Recuerdo cuando le pedía que me narrara las películas que había ido a ver al cine con mi padre. Ella las adaptaba a los oídos y al gusto de un niño, buscando atraparme en su relato. A la vez que no podía evitar transmitir sus sentimientos respecto a lo que había visto.
Recuerdo lo mucho que la impresionaron obras como La profecía o El exorcista. La encarnación del Mal en la infancia era un recurso narrativo que la sobrecogía. De hecho, cuando le pedía que concretara escenas en las que se violentaba a niños, su mente no podía tan siquiera fantasearlas y reconocía que había apartado la mirada de la pantalla.
Recuerdo la fascinación que ejerció en ella la película El padrino.
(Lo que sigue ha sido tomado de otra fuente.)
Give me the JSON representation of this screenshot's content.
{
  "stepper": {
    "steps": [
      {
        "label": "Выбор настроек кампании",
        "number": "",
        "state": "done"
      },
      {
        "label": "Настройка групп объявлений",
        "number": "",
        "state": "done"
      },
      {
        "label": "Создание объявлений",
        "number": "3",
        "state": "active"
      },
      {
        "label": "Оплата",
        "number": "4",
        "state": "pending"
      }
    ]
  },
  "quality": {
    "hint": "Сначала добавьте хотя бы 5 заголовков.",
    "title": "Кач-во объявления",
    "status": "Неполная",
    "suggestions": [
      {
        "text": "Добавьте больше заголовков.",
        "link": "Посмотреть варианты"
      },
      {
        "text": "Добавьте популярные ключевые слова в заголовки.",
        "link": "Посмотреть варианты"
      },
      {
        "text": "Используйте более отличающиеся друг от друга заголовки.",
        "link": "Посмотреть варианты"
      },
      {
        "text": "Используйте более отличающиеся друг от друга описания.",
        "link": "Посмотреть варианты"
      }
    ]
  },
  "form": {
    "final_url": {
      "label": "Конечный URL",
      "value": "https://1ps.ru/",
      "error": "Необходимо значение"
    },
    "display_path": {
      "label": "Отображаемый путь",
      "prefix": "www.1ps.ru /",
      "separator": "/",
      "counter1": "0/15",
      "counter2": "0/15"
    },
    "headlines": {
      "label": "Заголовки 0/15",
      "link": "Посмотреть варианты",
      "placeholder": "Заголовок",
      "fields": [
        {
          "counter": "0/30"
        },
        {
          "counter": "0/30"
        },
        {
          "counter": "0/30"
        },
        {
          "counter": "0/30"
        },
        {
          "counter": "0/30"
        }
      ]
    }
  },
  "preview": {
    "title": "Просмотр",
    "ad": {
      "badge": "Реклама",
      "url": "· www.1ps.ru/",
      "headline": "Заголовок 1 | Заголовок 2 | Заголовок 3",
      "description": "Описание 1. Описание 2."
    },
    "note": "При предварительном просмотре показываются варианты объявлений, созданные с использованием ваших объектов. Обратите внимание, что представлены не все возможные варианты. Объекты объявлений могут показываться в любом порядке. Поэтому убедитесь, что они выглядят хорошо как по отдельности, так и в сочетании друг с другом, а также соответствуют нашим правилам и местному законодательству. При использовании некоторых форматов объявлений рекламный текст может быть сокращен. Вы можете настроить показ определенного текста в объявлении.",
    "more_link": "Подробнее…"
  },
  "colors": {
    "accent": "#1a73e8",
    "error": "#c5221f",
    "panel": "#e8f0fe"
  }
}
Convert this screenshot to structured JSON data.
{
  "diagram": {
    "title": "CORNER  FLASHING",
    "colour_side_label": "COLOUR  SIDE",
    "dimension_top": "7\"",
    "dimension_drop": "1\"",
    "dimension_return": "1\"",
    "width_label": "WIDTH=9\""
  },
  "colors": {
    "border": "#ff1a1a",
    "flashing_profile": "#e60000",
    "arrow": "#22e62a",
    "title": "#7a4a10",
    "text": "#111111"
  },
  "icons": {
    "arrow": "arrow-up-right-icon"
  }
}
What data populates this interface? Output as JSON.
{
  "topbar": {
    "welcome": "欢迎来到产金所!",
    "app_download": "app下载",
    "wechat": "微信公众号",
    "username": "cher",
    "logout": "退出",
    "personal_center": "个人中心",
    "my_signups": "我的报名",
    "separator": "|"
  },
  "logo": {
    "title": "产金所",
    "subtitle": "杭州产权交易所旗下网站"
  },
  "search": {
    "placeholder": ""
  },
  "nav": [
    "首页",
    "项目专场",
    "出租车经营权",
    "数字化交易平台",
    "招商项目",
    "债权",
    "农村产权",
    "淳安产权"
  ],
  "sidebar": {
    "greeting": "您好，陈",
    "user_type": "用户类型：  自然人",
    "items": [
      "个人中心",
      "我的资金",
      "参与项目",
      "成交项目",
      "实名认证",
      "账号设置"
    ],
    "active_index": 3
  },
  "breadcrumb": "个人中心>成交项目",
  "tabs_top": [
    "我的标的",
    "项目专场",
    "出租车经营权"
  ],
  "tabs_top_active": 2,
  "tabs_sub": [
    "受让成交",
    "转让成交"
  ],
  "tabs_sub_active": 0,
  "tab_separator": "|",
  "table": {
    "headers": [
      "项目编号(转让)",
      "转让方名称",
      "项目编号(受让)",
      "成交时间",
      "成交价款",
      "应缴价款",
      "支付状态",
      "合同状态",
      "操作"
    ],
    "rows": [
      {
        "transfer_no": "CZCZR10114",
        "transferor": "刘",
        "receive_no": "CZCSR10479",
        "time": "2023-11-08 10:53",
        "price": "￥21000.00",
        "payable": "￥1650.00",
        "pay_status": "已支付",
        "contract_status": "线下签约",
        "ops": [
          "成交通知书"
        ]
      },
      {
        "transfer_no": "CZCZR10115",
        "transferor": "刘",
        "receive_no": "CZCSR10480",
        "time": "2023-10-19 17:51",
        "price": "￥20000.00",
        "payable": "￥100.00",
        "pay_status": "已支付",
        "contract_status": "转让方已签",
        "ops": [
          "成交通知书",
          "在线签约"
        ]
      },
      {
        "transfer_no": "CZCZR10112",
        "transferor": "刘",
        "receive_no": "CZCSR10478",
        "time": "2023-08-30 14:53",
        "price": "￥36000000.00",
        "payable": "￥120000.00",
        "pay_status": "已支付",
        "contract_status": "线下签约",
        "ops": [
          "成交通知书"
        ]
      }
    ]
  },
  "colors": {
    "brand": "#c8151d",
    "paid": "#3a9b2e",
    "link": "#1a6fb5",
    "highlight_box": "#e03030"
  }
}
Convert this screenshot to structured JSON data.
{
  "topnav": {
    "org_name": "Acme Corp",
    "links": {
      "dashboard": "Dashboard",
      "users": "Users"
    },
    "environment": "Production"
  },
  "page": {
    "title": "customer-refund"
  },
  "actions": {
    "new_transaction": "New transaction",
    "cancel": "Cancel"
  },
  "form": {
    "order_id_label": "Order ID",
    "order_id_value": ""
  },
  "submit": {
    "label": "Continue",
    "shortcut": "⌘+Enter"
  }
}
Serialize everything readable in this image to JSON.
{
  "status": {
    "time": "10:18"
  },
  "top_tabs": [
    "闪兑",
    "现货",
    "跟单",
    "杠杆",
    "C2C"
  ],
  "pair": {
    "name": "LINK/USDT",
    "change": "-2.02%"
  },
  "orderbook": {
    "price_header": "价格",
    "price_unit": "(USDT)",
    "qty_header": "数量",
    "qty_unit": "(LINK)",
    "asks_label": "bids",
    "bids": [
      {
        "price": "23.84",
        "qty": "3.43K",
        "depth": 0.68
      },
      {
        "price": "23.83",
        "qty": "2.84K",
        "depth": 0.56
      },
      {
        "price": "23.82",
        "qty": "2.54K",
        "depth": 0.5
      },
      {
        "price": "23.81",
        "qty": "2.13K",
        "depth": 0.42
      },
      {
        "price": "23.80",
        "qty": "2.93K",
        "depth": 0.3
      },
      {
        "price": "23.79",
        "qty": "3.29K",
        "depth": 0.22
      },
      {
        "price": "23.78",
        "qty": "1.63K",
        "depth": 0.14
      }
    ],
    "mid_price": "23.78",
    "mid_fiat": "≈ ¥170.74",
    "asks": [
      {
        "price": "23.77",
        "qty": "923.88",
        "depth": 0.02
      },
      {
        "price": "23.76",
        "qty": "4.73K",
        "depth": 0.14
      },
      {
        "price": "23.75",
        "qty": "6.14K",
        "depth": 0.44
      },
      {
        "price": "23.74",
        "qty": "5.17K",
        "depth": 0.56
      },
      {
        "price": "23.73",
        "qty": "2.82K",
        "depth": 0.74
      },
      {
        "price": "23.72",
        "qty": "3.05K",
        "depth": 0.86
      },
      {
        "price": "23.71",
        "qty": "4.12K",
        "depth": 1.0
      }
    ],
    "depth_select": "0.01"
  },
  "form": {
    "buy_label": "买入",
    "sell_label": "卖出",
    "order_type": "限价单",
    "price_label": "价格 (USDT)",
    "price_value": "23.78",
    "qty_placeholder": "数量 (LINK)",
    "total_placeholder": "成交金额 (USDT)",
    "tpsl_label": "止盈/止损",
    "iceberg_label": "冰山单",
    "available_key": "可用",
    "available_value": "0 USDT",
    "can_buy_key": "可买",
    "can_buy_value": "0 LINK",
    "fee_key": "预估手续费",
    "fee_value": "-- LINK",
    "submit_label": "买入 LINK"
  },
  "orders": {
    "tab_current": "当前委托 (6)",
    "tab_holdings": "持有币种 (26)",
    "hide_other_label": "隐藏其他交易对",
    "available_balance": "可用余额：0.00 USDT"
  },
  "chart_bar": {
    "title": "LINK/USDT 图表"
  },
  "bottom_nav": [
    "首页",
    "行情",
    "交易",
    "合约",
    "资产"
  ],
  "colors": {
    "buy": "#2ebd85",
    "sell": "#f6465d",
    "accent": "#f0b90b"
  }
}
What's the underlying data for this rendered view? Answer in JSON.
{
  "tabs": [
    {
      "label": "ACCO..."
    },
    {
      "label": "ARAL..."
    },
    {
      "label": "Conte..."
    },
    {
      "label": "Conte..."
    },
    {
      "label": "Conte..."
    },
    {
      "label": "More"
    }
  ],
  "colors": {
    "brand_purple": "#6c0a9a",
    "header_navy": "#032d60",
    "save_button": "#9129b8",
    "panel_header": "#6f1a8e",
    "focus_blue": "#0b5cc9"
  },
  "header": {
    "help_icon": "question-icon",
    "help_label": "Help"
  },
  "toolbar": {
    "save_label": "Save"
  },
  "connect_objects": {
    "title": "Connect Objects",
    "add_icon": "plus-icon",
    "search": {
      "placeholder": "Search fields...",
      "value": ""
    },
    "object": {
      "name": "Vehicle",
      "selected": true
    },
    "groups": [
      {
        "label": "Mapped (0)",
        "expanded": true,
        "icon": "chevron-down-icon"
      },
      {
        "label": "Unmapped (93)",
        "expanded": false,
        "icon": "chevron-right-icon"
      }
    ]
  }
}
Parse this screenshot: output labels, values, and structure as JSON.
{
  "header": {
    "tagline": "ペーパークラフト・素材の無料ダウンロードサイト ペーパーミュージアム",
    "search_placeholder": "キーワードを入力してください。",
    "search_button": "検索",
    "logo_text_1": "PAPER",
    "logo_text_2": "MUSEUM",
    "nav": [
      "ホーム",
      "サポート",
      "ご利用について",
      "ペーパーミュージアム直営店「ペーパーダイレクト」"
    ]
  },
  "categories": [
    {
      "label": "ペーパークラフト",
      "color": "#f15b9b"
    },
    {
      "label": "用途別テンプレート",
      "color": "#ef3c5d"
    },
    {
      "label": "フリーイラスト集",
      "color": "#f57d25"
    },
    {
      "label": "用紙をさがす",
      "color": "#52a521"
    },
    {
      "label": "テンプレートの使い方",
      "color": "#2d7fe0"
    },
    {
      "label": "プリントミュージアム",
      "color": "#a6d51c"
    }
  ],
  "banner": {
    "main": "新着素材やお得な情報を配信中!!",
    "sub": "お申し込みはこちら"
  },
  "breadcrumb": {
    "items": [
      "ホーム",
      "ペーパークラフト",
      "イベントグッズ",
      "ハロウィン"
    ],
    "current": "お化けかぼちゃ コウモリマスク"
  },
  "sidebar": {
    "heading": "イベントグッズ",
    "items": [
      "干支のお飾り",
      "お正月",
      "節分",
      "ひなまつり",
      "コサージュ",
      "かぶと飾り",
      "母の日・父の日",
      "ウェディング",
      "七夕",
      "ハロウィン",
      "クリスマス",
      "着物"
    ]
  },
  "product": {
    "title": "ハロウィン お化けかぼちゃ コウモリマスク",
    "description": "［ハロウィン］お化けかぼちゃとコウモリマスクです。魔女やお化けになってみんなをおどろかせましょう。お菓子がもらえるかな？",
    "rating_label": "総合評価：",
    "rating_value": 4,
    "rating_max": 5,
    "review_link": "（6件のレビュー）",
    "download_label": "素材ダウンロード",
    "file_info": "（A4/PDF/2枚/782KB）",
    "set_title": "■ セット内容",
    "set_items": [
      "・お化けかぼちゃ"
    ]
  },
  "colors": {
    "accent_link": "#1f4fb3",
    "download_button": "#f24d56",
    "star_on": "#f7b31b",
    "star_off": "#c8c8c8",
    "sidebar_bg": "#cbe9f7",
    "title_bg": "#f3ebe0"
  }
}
La cual me contó mientras tarareaba por momentos el tema de amor de la película –“Compuesto por un señor que se llama como tú, ¡Nino!”–. A la entrada del cine les habían dado un programa de mano, rojo, donde se recogía la letra en español de la melodía convertida en canción. Me aprendí de memoria aquellas estrofas, y durante años se las canté. Era tal la intensidad con la que me miraba mi madre al hacerlo, que hasta bien entrada mi adolescencia, cuando me preguntaban qué quería ser de mayor, contestaba que “cantante de orquesta”.
Es más, con mi madre ya moribunda, una de sus primas le comentó lo mucho que se acordaba de mis canturreos y que, por algún lugar, tenía una cinta donde me había grabado cantando.
Me gusta cantar, al igual que me gusta contar películas. También me gusta contar mi vida, fantasear con mis recuerdos e intensificar mis ilusiones. El resultado de esta amalgama suele resultar en una plasmación de la realidad distorsionada al capricho de mis deseos. Con lo que no es nada raro que parte de lo que cuento tenga poco que ver con lo vivido, .
Dicen que la Historia la escriben los vencedores. Mis historias las escriben mis emociones.